我嘗試開發用於強化學習的 q-learning 算法,這是我的代碼:

import numpy as np
R = np.matrix ([[-1, 0, -1, -1, 0, -1, -1, -1, -1], 
            [-1, -1, 100, 0, -1, -1, -1, -1, -1], 
            [-1, -1, 100, -1, -1, -1, -1, -1, -1],
            [-1, -1, -1, -1, -1, -1, -1, -1, -1], 
            [-1, -1, -1, -1, -1, 100, 0, -1, -1], 
            [-1, -1, -1, -1, -1, 100, -1, -1, -1], 
            [-1, -1, -1, -1, -1, -1, -1, 100, 0], 
            [-1, -1, -1, -1, -1, -1, -1, 100, -1],
            [-1, -1, -1, -1, -1, -1, -1, -1, -1]])
    # Q matrix
Q = np.matrix(np.zeros([9,9]))

# Gamma (learning parameter)
gamma = 0.4

# Initial state. (Usually to be chosen at random)
initial_state = 1

# This function returns all available actions in the state given as an argument
def available_actions(state):
    current_state_row = R[state,]
    av_act = np.where(current_state_row >= 0) [1]
    return av_act

# Get available actions in the current state
available_act = available_actions(initial_state)

# This function chooses at random which action to be performed within the range of all the available actions.
def sample_next_action(available_actions_range):
    next_action = int(np.random.choice(available_act, 1))
    return next_action

#sample next action to be performed
action = sample_next_action(available_act)

# This function updates the Q matrix according to the path selected and the Q learning algorithm
def update(current_state, action, gamma):
    max_index = np.where(Q[action,] == np.max(Q[action,]))[1]

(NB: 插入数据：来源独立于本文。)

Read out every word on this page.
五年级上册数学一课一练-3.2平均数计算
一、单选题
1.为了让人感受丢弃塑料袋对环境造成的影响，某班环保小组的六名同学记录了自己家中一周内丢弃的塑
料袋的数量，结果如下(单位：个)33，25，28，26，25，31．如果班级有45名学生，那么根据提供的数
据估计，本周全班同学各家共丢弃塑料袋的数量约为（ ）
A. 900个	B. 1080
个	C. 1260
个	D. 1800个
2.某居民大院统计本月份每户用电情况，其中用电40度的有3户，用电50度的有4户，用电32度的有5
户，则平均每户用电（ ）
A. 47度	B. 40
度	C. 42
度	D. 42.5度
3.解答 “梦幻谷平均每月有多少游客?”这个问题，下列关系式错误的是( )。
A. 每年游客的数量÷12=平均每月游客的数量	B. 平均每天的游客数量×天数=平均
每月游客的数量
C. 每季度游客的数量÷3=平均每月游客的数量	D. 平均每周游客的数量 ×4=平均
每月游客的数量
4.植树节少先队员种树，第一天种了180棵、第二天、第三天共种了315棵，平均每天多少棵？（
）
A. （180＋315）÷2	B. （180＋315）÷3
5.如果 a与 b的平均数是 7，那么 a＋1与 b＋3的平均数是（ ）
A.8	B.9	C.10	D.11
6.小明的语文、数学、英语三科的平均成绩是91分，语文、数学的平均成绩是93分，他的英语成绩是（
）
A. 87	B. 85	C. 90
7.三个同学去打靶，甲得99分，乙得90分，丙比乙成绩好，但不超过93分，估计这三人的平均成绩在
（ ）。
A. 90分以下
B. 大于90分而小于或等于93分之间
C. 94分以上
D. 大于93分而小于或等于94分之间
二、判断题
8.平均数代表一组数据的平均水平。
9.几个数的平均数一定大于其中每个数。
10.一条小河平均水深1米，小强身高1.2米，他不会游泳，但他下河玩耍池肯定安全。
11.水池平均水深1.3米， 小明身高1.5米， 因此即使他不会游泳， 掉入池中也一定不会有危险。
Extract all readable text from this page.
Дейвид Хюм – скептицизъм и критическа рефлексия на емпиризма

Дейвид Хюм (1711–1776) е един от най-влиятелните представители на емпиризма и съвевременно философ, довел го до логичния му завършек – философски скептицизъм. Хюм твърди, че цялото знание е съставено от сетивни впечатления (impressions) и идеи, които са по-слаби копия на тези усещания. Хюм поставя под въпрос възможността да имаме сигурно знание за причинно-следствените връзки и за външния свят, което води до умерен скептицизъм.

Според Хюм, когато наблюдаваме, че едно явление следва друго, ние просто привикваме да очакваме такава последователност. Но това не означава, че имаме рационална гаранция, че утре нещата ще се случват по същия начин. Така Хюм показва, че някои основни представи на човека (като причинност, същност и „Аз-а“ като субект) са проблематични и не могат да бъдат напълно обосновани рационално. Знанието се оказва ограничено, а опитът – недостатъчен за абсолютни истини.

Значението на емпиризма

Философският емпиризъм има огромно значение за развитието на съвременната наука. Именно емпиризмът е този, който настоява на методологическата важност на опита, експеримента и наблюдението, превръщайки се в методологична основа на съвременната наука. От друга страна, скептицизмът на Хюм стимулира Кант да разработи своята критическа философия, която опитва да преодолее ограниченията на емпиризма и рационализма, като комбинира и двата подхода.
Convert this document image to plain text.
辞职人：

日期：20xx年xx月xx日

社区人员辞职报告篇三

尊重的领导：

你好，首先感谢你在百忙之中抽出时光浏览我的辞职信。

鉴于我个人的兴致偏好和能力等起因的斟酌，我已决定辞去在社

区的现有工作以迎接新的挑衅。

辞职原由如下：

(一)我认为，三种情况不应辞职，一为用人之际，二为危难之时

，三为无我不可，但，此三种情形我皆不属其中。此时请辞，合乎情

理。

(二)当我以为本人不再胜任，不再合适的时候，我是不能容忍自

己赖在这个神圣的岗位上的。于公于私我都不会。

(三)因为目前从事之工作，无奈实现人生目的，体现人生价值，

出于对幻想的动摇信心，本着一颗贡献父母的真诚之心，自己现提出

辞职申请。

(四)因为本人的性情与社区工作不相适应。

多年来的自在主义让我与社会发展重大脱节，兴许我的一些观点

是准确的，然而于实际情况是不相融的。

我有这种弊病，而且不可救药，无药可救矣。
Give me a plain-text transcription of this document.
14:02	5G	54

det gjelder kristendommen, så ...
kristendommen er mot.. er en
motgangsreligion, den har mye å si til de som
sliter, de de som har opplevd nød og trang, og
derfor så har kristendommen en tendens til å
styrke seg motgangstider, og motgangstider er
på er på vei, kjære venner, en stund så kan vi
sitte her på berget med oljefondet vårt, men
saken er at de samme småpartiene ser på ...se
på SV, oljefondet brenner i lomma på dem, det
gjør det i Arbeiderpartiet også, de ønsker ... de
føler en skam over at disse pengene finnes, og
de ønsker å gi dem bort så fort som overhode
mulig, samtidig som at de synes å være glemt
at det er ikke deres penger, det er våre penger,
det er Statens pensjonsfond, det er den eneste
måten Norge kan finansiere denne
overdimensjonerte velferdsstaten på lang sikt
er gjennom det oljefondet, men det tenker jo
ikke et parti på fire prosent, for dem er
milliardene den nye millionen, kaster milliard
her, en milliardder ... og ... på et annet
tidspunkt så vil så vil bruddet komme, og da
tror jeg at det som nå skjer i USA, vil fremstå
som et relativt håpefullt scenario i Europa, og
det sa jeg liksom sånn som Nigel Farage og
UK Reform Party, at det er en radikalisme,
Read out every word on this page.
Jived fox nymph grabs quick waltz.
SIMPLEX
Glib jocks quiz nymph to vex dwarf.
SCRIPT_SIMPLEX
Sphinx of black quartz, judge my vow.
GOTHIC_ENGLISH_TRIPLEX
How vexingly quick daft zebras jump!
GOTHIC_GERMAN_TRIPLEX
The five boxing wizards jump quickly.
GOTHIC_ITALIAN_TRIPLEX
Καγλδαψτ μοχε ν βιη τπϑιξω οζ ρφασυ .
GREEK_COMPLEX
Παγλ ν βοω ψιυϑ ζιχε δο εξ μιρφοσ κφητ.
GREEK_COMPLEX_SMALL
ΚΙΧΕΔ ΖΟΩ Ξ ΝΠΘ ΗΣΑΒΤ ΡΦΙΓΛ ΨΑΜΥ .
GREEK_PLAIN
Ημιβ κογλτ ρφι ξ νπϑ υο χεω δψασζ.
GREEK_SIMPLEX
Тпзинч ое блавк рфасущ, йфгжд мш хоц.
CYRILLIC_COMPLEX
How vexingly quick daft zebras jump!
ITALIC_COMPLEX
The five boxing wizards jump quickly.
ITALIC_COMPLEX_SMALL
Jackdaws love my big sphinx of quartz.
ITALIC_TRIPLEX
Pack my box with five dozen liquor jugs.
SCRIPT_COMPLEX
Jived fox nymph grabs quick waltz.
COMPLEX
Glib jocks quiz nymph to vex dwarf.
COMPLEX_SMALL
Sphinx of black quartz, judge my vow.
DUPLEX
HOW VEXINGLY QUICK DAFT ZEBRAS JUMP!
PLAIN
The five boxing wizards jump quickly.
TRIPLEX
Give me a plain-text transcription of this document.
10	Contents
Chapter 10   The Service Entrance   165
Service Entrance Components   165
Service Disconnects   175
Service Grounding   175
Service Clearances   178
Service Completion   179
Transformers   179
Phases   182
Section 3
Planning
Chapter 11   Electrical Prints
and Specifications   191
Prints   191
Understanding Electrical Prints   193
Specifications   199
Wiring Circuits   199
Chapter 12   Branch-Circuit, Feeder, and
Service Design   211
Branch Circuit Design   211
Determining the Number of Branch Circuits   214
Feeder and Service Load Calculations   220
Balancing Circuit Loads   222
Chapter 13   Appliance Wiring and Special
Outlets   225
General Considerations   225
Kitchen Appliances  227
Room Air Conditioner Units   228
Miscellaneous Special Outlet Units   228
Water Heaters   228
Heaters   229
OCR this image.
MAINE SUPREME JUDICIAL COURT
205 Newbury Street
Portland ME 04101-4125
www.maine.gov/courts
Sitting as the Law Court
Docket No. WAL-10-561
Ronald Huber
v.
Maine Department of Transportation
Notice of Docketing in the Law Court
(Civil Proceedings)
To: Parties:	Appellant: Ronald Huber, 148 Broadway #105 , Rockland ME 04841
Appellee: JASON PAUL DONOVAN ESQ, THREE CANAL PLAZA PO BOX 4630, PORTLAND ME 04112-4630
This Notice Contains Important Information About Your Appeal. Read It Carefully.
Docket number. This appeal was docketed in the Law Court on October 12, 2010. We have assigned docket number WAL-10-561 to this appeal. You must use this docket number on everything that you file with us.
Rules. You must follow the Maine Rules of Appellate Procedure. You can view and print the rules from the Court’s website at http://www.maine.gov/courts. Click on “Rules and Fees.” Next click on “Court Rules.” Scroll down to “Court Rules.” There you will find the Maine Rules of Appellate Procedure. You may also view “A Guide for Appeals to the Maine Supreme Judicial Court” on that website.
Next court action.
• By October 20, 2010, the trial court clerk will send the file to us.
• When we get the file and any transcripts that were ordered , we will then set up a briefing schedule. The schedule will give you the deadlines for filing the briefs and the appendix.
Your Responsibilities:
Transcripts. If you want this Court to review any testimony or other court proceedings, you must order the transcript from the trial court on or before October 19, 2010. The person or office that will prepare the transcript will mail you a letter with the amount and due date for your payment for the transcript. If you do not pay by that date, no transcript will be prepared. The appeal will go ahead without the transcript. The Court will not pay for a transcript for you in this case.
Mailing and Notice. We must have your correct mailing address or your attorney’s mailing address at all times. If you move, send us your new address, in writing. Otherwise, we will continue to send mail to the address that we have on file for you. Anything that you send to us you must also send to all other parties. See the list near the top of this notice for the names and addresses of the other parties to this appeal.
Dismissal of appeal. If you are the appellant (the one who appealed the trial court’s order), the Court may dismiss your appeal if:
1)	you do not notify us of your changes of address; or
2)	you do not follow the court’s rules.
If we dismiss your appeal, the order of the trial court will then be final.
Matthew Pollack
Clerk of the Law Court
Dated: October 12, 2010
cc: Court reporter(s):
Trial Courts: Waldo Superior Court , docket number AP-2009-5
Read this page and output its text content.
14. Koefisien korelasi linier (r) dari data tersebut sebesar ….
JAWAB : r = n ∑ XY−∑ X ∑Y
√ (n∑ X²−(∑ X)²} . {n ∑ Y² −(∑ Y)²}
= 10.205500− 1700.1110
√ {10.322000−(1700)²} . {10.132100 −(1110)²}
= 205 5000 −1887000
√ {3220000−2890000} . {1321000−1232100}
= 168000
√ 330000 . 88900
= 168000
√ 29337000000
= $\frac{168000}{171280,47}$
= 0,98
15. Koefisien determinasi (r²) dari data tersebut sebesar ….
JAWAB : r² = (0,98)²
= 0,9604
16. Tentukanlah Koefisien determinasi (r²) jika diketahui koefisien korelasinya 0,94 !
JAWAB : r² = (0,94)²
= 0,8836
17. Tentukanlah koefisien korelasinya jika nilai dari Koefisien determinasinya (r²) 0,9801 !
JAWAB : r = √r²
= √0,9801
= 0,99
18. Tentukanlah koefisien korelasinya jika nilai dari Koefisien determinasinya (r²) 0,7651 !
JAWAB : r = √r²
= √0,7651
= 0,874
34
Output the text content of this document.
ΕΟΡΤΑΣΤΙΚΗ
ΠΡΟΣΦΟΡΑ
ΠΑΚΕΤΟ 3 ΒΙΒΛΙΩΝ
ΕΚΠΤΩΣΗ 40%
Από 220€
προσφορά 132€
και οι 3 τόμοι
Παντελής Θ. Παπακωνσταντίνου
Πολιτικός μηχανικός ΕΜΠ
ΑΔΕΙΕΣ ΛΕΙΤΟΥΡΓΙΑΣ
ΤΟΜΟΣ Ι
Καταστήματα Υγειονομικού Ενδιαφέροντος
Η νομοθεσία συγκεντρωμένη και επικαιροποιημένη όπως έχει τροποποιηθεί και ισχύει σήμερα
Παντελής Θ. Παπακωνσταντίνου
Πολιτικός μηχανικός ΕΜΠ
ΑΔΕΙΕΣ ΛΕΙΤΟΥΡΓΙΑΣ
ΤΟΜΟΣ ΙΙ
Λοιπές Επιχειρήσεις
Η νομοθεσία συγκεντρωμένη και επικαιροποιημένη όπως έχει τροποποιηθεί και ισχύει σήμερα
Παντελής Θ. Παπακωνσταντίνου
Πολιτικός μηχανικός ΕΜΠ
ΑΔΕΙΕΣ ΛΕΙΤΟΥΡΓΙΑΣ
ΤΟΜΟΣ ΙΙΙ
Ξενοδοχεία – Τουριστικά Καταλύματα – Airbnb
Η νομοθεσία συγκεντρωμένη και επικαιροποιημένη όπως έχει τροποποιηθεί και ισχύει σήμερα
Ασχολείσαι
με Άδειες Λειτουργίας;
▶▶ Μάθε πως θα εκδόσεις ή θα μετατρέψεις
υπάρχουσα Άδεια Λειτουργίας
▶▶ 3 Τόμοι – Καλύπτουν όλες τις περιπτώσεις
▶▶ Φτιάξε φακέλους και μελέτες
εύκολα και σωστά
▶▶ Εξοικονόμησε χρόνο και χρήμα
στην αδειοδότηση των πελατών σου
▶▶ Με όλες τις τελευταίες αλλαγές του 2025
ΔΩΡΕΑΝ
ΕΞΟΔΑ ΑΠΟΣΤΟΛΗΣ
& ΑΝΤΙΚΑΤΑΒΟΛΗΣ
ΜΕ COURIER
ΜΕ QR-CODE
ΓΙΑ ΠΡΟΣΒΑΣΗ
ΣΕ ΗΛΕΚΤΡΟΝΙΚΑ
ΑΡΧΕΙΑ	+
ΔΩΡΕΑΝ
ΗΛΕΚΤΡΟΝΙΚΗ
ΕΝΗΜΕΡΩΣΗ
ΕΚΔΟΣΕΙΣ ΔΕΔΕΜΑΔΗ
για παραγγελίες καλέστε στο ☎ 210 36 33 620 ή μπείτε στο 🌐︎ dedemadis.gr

    if max_index.shape[0] > 1:
        max_index = int(np.random.choice(max_index, size=1))
    else:
        max_index = int(max_index)
    max_value = Q[action, max_index]

    # Q learning formula
    Q[current_state, action] = R[current_state, action] + gamma * max_value

# Update Q matrix
update(initial_state, action, gamma)

# Training
# Train over 10000 iterations. (Re-iterate the process above)
for i in range(10000):
    current_state = np.random.randint(0, int(Q.shape[0]))
    available_act = available_actions(current_state)
    action = sample_next_action(available_act)
    update(current_state, action, gamma)

# Normalize the trained Q matrix
print ("Trained Q matrix:")
print (Q / np.max(Q) * 100)

# Testing 

# Goal state = 2

current_state = 1
steps = [current_state]

while current_state != 2:
    next_step_index = np.where(Q[current_state,] == np.max(Q[current_state,]))[1]

    if next_step_index.shape[0] > 1:
        next_step_index = int(np.random.choice(next_step_index, size=1))
    else:
        next_step_index = int(next_step_index)

    steps.append(next_step_index)
    current_state = next_step_index

# Print selected sequence of steps
print("Selected path:")
print(steps)

但我總是有這個我不明白的錯誤:

46 current_state = np.random.randint(0, int(Q.shape[0])) 47 available_act = available_actions(current_state) ---> 48 action = sample_next_action(available_act) 49 update (current_state, action, gamma) 50

in sample_next_action(available_actions_range) 19 # 這個 function 在所有可用動作的范圍內隨機選擇要執行的動作。 20 def sample_next_action(available_actions_range): ---> 21 next_action = int(np.random.choice(available_act, 1)) 22 return next_action 23

mtrand.pyx 在 mtrand.RandomState.choice()

ValueError: 'a' 不能為空,除非沒有采樣

請有任何幫助!

代碼有很多缺陷:

  1. 將 R 和 Q 的數據結構更改為:

    R = np.array ... Q = np.zeros([9, 9])

  2. 更改 state 3 和 state 8 的 R 矩陣,以便至少有一個操作可用。 因此,只需在這些行中添加一個大於零的值。

  3. 將 available_actions 定義更改為:

     def available_actions(state): current_state_row = R[state, :] av_act = np.where(current_state_row >= 0)[0]
  4. 更改第 39 行以進行正確索引

    max_index = np.where(Q[action,] == np.max(Q[action, :]))[0]

  5. 更改第 73 行以進行正確索引

    next_step_index = np.where(Q[current_state,:] == np.max(Q[current_state,:]))[0]

通過這些更改,您應該能夠獲得價值。
最終結果將是:

所選路徑:[1, 2]

import numpy as np
R = np.array([[-1, 0, -1, -1, 0, -1, -1, -1, -1],
            [-1, -1, 100, 0, -1, -1, -1, -1, -1],
            [-1, -1, 100, -1, -1, -1, -1, -1, -1],
            [-1, -1, -1, -1, -1, 0, -1, -1, -1],
            [-1, -1, -1, -1, -1, 100, 0, -1, -1],
            [-1, -1, -1, -1, -1, 100, -1, -1, -1],
            [-1, -1, -1, -1, -1, -1, -1, 100, 0],
            [-1, -1, -1, -1, -1, -1, -1, 100, -1],
            [-1, -1, -1, -1, 0, -1, -1, -1, -1]])
    # Q matrix
Q = np.zeros([9,9])

# Gamma (learning parameter)
gamma = 0.4

# Initial state. (Usually to be chosen at random)
initial_state = 1

# This function returns all available actions in the state given as an argument
def available_actions(state):
    current_state_row = R[state, :]
    av_act = np.where(current_state_row >= 0)[0]
    return av_act

# Get available actions in the current state
available_act = available_actions(initial_state)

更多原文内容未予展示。